In opening remarks to the European Systemic Risk Board’s annual conference,
Lagarde urged legislators to improve its current regulation on digital
currencies to address risks posed by so-called multi-issuance schemes, under
which an EU entity and a non-EU entity jointly issue fungible stablecoins.
“In the event of a run, investors would naturally prefer to redeem in the
jurisdiction with the strongest safeguards, which is likely to be the EU,”
Lagarde said. The EU’s Markets in Crypto-Assets Regulation (MiCAR) requires
immediate and cost-free redemption at par, which is not the case in the United
States.
“But the reserves held in the EU may not be sufficient to meet such concentrated
demand,” Lagarde cautioned, adding that new stablecoins create very familiar
liquidity management risks.
“That is why we must take concrete steps now,” Lagarde said. “European
legislation should ensure that such schemes cannot operate in the EU unless
supported by robust equivalence regimes in other jurisdictions and safeguards
relating to the transfer of assets between the EU and non-EU entities … We know
the dangers. And we do not need to wait for a crisis to prevent them.”

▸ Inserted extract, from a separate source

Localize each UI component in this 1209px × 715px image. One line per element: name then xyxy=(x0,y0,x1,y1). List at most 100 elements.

Outsiders have also warned of the risks latent in the current setup. In a recent
op-ed, London Business School Professor Richard Portes said: “This is like
allowing depositors in a bank outside the bloc to redeem their deposits held in
the third country through its EU subsidiary. This would mean the European
supervisors of an EU subsidiary of a large global banking group would be
responsible for the solvency and liquidity of the entire group.”